The second part implements a bootstrap procedure to compare pairs of aposematic and non-aposematic species within the same family and corresponds to a second file named 'bootstrap_pairs A computational neuroscience framework for quantifying warning signals Penacchio et al May 23.R'.

Running the code should be straightforward provided the path to the tables Table_S2_List_of_Specimens.xlsx and
Table_S3_List_of_Supplementary_metrics.xlsx is set correctly:

-The path to Table_S2_List_of_Specimens.xlsx should be set on line 21
of 'statistical_analysis A computational neuroscience framework for quantifying warning signals Penacchio et al May 23.R'

rawData <- read_excel("*** specify path to table Table_S2_List_of_Specimens.xlsx***")

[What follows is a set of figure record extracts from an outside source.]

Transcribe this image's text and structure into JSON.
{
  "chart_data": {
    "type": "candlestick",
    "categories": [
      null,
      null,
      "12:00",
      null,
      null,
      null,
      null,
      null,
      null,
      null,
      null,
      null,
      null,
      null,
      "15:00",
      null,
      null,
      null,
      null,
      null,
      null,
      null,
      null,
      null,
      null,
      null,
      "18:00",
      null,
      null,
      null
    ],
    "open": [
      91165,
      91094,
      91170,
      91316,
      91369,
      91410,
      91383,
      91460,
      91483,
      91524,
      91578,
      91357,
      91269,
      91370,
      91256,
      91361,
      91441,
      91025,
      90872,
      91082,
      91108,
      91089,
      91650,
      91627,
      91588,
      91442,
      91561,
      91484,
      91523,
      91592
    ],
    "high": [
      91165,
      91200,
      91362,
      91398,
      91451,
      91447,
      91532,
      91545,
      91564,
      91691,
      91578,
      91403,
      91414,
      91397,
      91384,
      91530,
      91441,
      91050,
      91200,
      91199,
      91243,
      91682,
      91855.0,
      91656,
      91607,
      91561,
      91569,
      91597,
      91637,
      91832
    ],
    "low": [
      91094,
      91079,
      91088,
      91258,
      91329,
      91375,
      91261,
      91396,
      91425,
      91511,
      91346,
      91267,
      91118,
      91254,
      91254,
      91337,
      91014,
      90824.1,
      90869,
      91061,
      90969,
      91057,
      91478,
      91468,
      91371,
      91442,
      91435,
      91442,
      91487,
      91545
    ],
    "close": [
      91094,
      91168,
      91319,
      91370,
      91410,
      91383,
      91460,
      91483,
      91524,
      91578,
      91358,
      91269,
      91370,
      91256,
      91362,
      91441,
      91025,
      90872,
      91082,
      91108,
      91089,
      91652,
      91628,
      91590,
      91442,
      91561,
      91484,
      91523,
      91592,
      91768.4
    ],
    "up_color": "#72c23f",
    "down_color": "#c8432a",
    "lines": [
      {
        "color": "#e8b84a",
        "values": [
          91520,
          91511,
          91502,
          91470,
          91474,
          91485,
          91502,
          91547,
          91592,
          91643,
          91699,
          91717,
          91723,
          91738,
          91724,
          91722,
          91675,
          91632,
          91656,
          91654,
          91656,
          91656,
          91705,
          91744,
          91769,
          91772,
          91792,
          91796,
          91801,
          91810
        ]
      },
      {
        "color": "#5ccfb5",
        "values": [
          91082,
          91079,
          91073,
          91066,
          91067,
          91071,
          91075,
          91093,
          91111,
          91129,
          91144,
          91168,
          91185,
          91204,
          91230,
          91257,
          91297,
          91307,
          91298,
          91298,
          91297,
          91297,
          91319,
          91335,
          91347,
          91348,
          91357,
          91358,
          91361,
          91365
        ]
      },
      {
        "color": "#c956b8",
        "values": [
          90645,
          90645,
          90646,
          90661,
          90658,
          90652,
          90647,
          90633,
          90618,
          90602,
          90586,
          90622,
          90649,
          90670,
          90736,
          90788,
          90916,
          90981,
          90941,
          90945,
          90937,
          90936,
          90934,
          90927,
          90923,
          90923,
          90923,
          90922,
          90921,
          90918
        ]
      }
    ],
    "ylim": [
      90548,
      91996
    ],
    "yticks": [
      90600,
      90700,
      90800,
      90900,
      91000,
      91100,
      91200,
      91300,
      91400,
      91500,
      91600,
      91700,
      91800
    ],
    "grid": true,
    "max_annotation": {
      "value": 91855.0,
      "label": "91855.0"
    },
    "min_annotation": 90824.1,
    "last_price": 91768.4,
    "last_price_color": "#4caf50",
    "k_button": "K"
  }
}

and on line 16 of 'bootstrap_pairs A computational neuroscience framework for quantifying warning signals Penacchio et al May 23.R'

rawData <- read_excel("*** specify path to table Table_S2_List_of_Specimens.xlsx***")

-The path to Table_S3_List_of_Supplementary_metrics.xlsx should be set on line 183
of 'statistical_analysis A computational neuroscience framework for quantifying warning signals Penacchio et al May 23.R'

supplrawData <- read_excel("*** specify path to table Table_S3_List_of_Supplementary_metrics.xlsx***")

Alternatives to the Matlab code

All the Matlab functions of the code but the dependent function multibandread.m can be run in the open source language Octave (using GNU Octave 8.3.0, see https://octave.org/) provided the right packages are loaded (Octave will automatically indicate which packages are missing and how to load them). The function multibandread.m is not available in Octave. This function is crucial to read the hyperspectral scans. Reading the scans can be done with the open source language Python using the module SPy (see http://www.spectralpython.net/index.html; SPy). Once read the hyperspectral images (sometimes called "hypercubes") can be exported to *.mat files using Python functions to export Python's arrays to Matlab's matrices stored as *.mat files (e.g., using scipy.io.savemat). The resulting *.mat files can be read in Octave.